The immunohistochemical phenotype of focal neuroendocrine differentiation in prostate cancer has been intensively studied. Chromogranin A, which is the most abundant product of prostatic neuroendocrine cells and neuroendocrine tumor cells, is widely recognized as a reliable marker for neuroendocrine differentiation. Synaptophysin and neuron-specific enolase are also reliable markers. The most frequently encountered products in neuroendocrine tumor cells across prostate cancer samples appear to be calcitonin (in more than one third of cases), neurotensin, serotonin, human chorionic gonadotropin, vasoactive intestinal peptide (VIP) and bombesin/gastrin-releasing peptide. Neuroendocrine tumor cells express cytokeratins that are typically expressed by luminal secretory type cells, but lack basal cell markers such as high molecular weight cytokeratin and p63. They are negative for androgen receptor and prostate-specific antigen (PSA) and are positive for prostate acid phosphatase. Neuroendocrine tumor cells are also negative for the proliferation marker Ki-67; however, adjacent non-neuroendocrine tumor cells appear to display an increased expression of Ki-67. As opposed to their normal neuroendocrine counterparts, tumor neuroendocrine cells express the beta-oxidative enzyme alpha-methylacyl-CoA racemase, which is a recently described marker for prostate cancer.
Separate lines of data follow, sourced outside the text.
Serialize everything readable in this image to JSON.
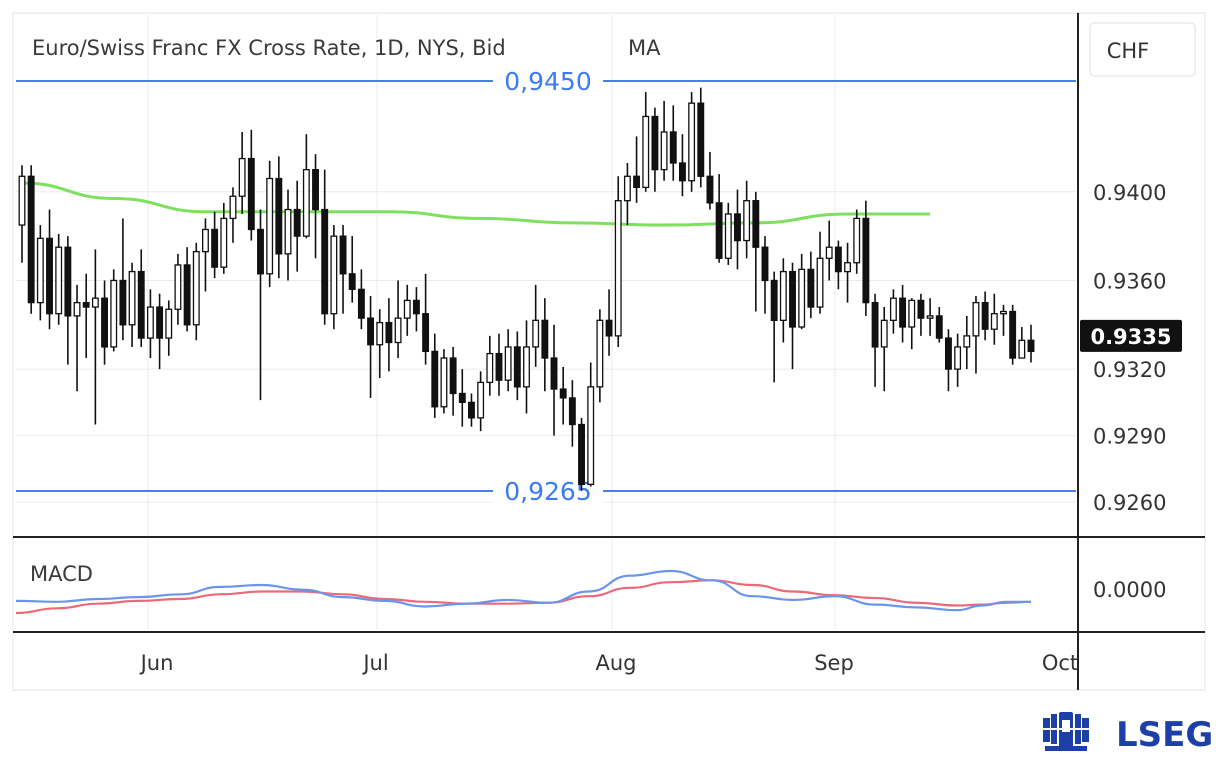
{
  "chart_data": {
    "type": "candlestick",
    "title": "Euro/Swiss Franc FX Cross Rate, 1D, NYS, Bid",
    "indicator_label": "MA",
    "currency": "CHF",
    "y_ticks": [
      "0.9400",
      "0.9360",
      "0.9320",
      "0.9290",
      "0.9260"
    ],
    "y_tick_values": [
      0.94,
      0.936,
      0.932,
      0.929,
      0.926
    ],
    "last_price_label": "0.9335",
    "last_price": 0.9335,
    "ylim": [
      0.924,
      0.947
    ],
    "x_labels": [
      "Jun",
      "Jul",
      "Aug",
      "Sep",
      "Oct"
    ],
    "levels": [
      {
        "label": "0,9450",
        "value": 0.945
      },
      {
        "label": "0,9265",
        "value": 0.9265
      }
    ],
    "candles": [
      [
        0.9385,
        0.9407,
        0.9412,
        0.9368
      ],
      [
        0.9407,
        0.935,
        0.9412,
        0.9345
      ],
      [
        0.935,
        0.9379,
        0.9385,
        0.9342
      ],
      [
        0.9379,
        0.9345,
        0.9392,
        0.9338
      ],
      [
        0.9345,
        0.9375,
        0.9381,
        0.934
      ],
      [
        0.9375,
        0.9344,
        0.938,
        0.9322
      ],
      [
        0.9344,
        0.935,
        0.9358,
        0.931
      ],
      [
        0.935,
        0.9348,
        0.9363,
        0.9325
      ],
      [
        0.9348,
        0.9352,
        0.9374,
        0.9295
      ],
      [
        0.9352,
        0.933,
        0.936,
        0.9322
      ],
      [
        0.933,
        0.936,
        0.9365,
        0.9328
      ],
      [
        0.936,
        0.934,
        0.9388,
        0.9333
      ],
      [
        0.934,
        0.9364,
        0.9368,
        0.933
      ],
      [
        0.9364,
        0.9334,
        0.9374,
        0.933
      ],
      [
        0.9334,
        0.9348,
        0.9356,
        0.9325
      ],
      [
        0.9348,
        0.9334,
        0.9354,
        0.932
      ],
      [
        0.9334,
        0.9347,
        0.9351,
        0.9326
      ],
      [
        0.9347,
        0.9367,
        0.9372,
        0.934
      ],
      [
        0.9367,
        0.934,
        0.9375,
        0.9337
      ],
      [
        0.934,
        0.9373,
        0.9377,
        0.9333
      ],
      [
        0.9373,
        0.9383,
        0.9388,
        0.9355
      ],
      [
        0.9383,
        0.9366,
        0.9391,
        0.9361
      ],
      [
        0.9366,
        0.9388,
        0.9395,
        0.9363
      ],
      [
        0.9388,
        0.9398,
        0.9402,
        0.9377
      ],
      [
        0.9398,
        0.9415,
        0.9427,
        0.939
      ],
      [
        0.9415,
        0.9383,
        0.9428,
        0.9378
      ],
      [
        0.9383,
        0.9363,
        0.9392,
        0.9306
      ],
      [
        0.9363,
        0.9406,
        0.9414,
        0.9357
      ],
      [
        0.9406,
        0.9372,
        0.9416,
        0.9361
      ],
      [
        0.9372,
        0.9392,
        0.9401,
        0.936
      ],
      [
        0.9392,
        0.938,
        0.9405,
        0.9364
      ],
      [
        0.938,
        0.941,
        0.9426,
        0.9379
      ],
      [
        0.941,
        0.9392,
        0.9417,
        0.937
      ],
      [
        0.9392,
        0.9345,
        0.941,
        0.934
      ],
      [
        0.9345,
        0.938,
        0.9385,
        0.9338
      ],
      [
        0.938,
        0.9363,
        0.9385,
        0.9345
      ],
      [
        0.9363,
        0.9356,
        0.938,
        0.935
      ],
      [
        0.9356,
        0.9343,
        0.9365,
        0.9338
      ],
      [
        0.9343,
        0.9331,
        0.9353,
        0.9307
      ],
      [
        0.9331,
        0.9341,
        0.9347,
        0.9316
      ],
      [
        0.9341,
        0.9332,
        0.9352,
        0.9319
      ],
      [
        0.9332,
        0.9343,
        0.936,
        0.9325
      ],
      [
        0.9343,
        0.9351,
        0.9358,
        0.9335
      ],
      [
        0.9351,
        0.9345,
        0.9357,
        0.9337
      ],
      [
        0.9345,
        0.9328,
        0.9363,
        0.9322
      ],
      [
        0.9328,
        0.9303,
        0.9336,
        0.9298
      ],
      [
        0.9303,
        0.9325,
        0.9329,
        0.93
      ],
      [
        0.9325,
        0.9309,
        0.933,
        0.9299
      ],
      [
        0.9309,
        0.9305,
        0.932,
        0.9294
      ],
      [
        0.9305,
        0.9298,
        0.9309,
        0.9294
      ],
      [
        0.9298,
        0.9314,
        0.9319,
        0.9292
      ],
      [
        0.9314,
        0.9327,
        0.9335,
        0.9308
      ],
      [
        0.9327,
        0.9315,
        0.9336,
        0.9308
      ],
      [
        0.9315,
        0.933,
        0.9338,
        0.931
      ],
      [
        0.933,
        0.9312,
        0.9337,
        0.9306
      ],
      [
        0.9312,
        0.933,
        0.9342,
        0.93
      ],
      [
        0.933,
        0.9342,
        0.9358,
        0.9321
      ],
      [
        0.9342,
        0.9325,
        0.9352,
        0.931
      ],
      [
        0.9325,
        0.9311,
        0.934,
        0.929
      ],
      [
        0.9311,
        0.9307,
        0.9321,
        0.9295
      ],
      [
        0.9307,
        0.9295,
        0.9315,
        0.9285
      ],
      [
        0.9295,
        0.9268,
        0.9298,
        0.9265
      ],
      [
        0.9268,
        0.9312,
        0.9323,
        0.9267
      ],
      [
        0.9312,
        0.9342,
        0.9347,
        0.9305
      ],
      [
        0.9342,
        0.9335,
        0.9356,
        0.9326
      ],
      [
        0.9335,
        0.9396,
        0.9407,
        0.933
      ],
      [
        0.9396,
        0.9407,
        0.9413,
        0.9385
      ],
      [
        0.9407,
        0.9402,
        0.9425,
        0.9395
      ],
      [
        0.9402,
        0.9434,
        0.9445,
        0.94
      ],
      [
        0.9434,
        0.941,
        0.9438,
        0.94
      ],
      [
        0.941,
        0.9427,
        0.9441,
        0.9405
      ],
      [
        0.9427,
        0.9413,
        0.9439,
        0.9405
      ],
      [
        0.9413,
        0.9405,
        0.9426,
        0.9398
      ],
      [
        0.9405,
        0.944,
        0.9445,
        0.94
      ],
      [
        0.944,
        0.9407,
        0.9447,
        0.9402
      ],
      [
        0.9407,
        0.9395,
        0.9418,
        0.9392
      ],
      [
        0.9395,
        0.937,
        0.9408,
        0.9368
      ],
      [
        0.937,
        0.939,
        0.9395,
        0.9367
      ],
      [
        0.939,
        0.9378,
        0.9401,
        0.9365
      ],
      [
        0.9378,
        0.9396,
        0.9405,
        0.937
      ],
      [
        0.9396,
        0.9375,
        0.94,
        0.9346
      ],
      [
        0.9375,
        0.936,
        0.938,
        0.9345
      ],
      [
        0.936,
        0.9342,
        0.9364,
        0.9314
      ],
      [
        0.9342,
        0.9364,
        0.937,
        0.9332
      ],
      [
        0.9364,
        0.9339,
        0.9368,
        0.932
      ],
      [
        0.9339,
        0.9365,
        0.9372,
        0.9338
      ],
      [
        0.9365,
        0.9348,
        0.9373,
        0.9343
      ],
      [
        0.9348,
        0.937,
        0.9382,
        0.9345
      ],
      [
        0.937,
        0.9375,
        0.9387,
        0.936
      ],
      [
        0.9375,
        0.9364,
        0.9378,
        0.9356
      ],
      [
        0.9364,
        0.9368,
        0.9377,
        0.935
      ],
      [
        0.9368,
        0.9388,
        0.9392,
        0.9363
      ],
      [
        0.9388,
        0.935,
        0.9396,
        0.9344
      ],
      [
        0.935,
        0.933,
        0.9354,
        0.9312
      ],
      [
        0.933,
        0.9342,
        0.9348,
        0.931
      ],
      [
        0.9342,
        0.9352,
        0.9356,
        0.9336
      ],
      [
        0.9352,
        0.9339,
        0.9358,
        0.9332
      ],
      [
        0.9339,
        0.9351,
        0.9352,
        0.9329
      ],
      [
        0.9351,
        0.9343,
        0.9354,
        0.9335
      ],
      [
        0.9343,
        0.9344,
        0.9352,
        0.9335
      ],
      [
        0.9344,
        0.9334,
        0.9348,
        0.9332
      ],
      [
        0.9334,
        0.932,
        0.9338,
        0.931
      ],
      [
        0.932,
        0.933,
        0.9336,
        0.9312
      ],
      [
        0.933,
        0.9335,
        0.9344,
        0.932
      ],
      [
        0.9335,
        0.935,
        0.9353,
        0.9318
      ],
      [
        0.935,
        0.9338,
        0.9355,
        0.9333
      ],
      [
        0.9338,
        0.9345,
        0.9354,
        0.9331
      ],
      [
        0.9345,
        0.9346,
        0.9349,
        0.9335
      ],
      [
        0.9346,
        0.9325,
        0.9349,
        0.9322
      ],
      [
        0.9325,
        0.9333,
        0.9339,
        0.9325
      ],
      [
        0.9333,
        0.9328,
        0.934,
        0.9323
      ]
    ],
    "moving_average": [
      [
        0,
        0.9404
      ],
      [
        10,
        0.9397
      ],
      [
        20,
        0.9391
      ],
      [
        30,
        0.9391
      ],
      [
        40,
        0.9391
      ],
      [
        50,
        0.9388
      ],
      [
        60,
        0.9386
      ],
      [
        70,
        0.9385
      ],
      [
        80,
        0.9386
      ],
      [
        90,
        0.939
      ],
      [
        99,
        0.939
      ]
    ],
    "macd_label": "MACD",
    "macd_tick_label": "0.0000",
    "macd_range": [
      -0.002,
      0.003
    ],
    "macd": [
      [
        0,
        -0.0002
      ],
      [
        5,
        -0.0003
      ],
      [
        10,
        0.0
      ],
      [
        15,
        0.0002
      ],
      [
        20,
        0.0005
      ],
      [
        25,
        0.0013
      ],
      [
        30,
        0.0015
      ],
      [
        35,
        0.001
      ],
      [
        40,
        0.0002
      ],
      [
        45,
        -0.0002
      ],
      [
        50,
        -0.0008
      ],
      [
        55,
        -0.0005
      ],
      [
        60,
        -0.0001
      ],
      [
        65,
        -0.0004
      ],
      [
        70,
        0.0008
      ],
      [
        75,
        0.0025
      ],
      [
        80,
        0.003
      ],
      [
        85,
        0.002
      ],
      [
        90,
        0.0003
      ],
      [
        95,
        -0.0001
      ],
      [
        100,
        0.0003
      ],
      [
        105,
        -0.0006
      ],
      [
        110,
        -0.0009
      ],
      [
        115,
        -0.0012
      ],
      [
        118,
        -0.0007
      ],
      [
        121,
        -0.0003
      ],
      [
        124,
        -0.0003
      ]
    ],
    "macd_signal": [
      [
        0,
        -0.0015
      ],
      [
        5,
        -0.001
      ],
      [
        10,
        -0.0005
      ],
      [
        15,
        -0.0002
      ],
      [
        20,
        0.0
      ],
      [
        25,
        0.0005
      ],
      [
        30,
        0.0008
      ],
      [
        35,
        0.0008
      ],
      [
        40,
        0.0005
      ],
      [
        45,
        0.0
      ],
      [
        50,
        -0.0003
      ],
      [
        55,
        -0.0005
      ],
      [
        60,
        -0.0005
      ],
      [
        65,
        -0.0004
      ],
      [
        70,
        0.0003
      ],
      [
        75,
        0.0012
      ],
      [
        80,
        0.0018
      ],
      [
        85,
        0.002
      ],
      [
        90,
        0.0015
      ],
      [
        95,
        0.0008
      ],
      [
        100,
        0.0004
      ],
      [
        105,
        0.0001
      ],
      [
        110,
        -0.0004
      ],
      [
        115,
        -0.0007
      ],
      [
        118,
        -0.0006
      ],
      [
        121,
        -0.0004
      ],
      [
        124,
        -0.0003
      ]
    ]
  },
  "branding": {
    "logo_text": "LSEG"
  },
  "colors": {
    "level_line": "#4a7fe8",
    "level_label": "#3b7cf5",
    "moving_average": "#7ee05e",
    "macd": "#6b95ec",
    "macd_signal": "#ec6a78",
    "candle": "#111111",
    "last_price_bg": "#111111",
    "logo": "#1c3fa8",
    "grid": "#ebebeb",
    "axis_line": "#222222"
  }
}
As opposed to the focal type of neuroendocrine differentiation seen in prostatic adenocarcinoma, small cell carcinoma of the prostate, in turn, exhibit a universal type in that virtually all the constituent tumor cells display neuroendocrine features. Immunohistochemically, prostatic small cell carcinoma are positive for thyroid transcription factor 1 (TTF-1), CD56, chromogranin A, synaptophysin, neuron-specific enolase, calcitonin and bombesin/gastrin-releasing peptide, while lacking, or rarely and weakly expressing, androgen receptor and prostate-specific antigen.

It is commonly believed that prostatic adenocarcinoma exhibiting significant neuroendocrine differentiation is less differentiated, more aggressive and hormone therapy-resistant.